In the toy department I found a small box with a knitting kit in it. The box stated it was a “teach yourself to knit” kit meant for 7 to 12 year olds. I figured I was as smart as any 7 to 12 year old; after all, I was 18. So I purchased the kit.
Sure enough, I managed to teach myself to knit. The project was a headband that went across the top of your head and tied under your chin. That was the fashion back then. This little project taught you how to cast on, how to do increases and decreases and how to cast off. I was well on my way.

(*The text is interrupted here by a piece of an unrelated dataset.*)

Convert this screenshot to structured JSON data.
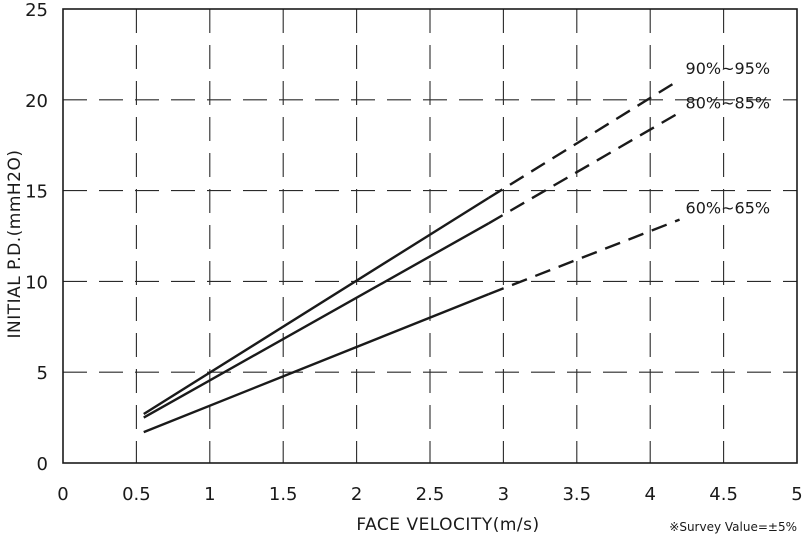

It was also the style back then to wear plaid skirts with solid color sweaters. My sister, who was still in high school, had a lot of skirts and sweaters. But she had one skirt she didn’t have a matching sweater to wear with it. Mom made most of our clothes. She gave me a scrap of the fabric of that skirt and I set off to buy a matching sweater … but not a ready-to-wear sweater, one I would knit.
Back in those days, department stores had Art Needlework departments where they sold sweater kits, various types of embroidery, and other needlework. So on my lunch hour I visited with my fabric scrap. Sweater kits contained all the yarn you needed to knit a sweater plus the pattern. You had to buy the needles separately. I hunted through all the kits on offer and found only one that matched my fabric scrap. So I bought it and set about knitting it.
There was a woman in my department who knitted and she would help me if I got stuck. She gave me a wise piece of advice. “Don’t read ahead in your pattern; it will only confuse you. Read one line at a time and do what it says. Then read the next one and do it.” So that’s what I did.
About four months later my sister’s sweater was complete. Only then did the woman who was my mentor tell me I had bought the most difficult sweater kit the store had for sale. It had cables, a vee neck, a collar, and used a variety of stitches in the body of the cables between crosses. But I didn’t know it was difficult. I just did what she told me to do — read a line and knit it.
After that I was never afraid to attempt a knit project. If I wanted it, I was able to knit it. I’ve passed her advice on to other knitters.
So what have I knit in these 50 years? Skirts, jackets, a couple of dresses, baby sweaters/hats/booties, socks, sweaters, hats, purses, scarves, mittens, afghans — anything I wanted.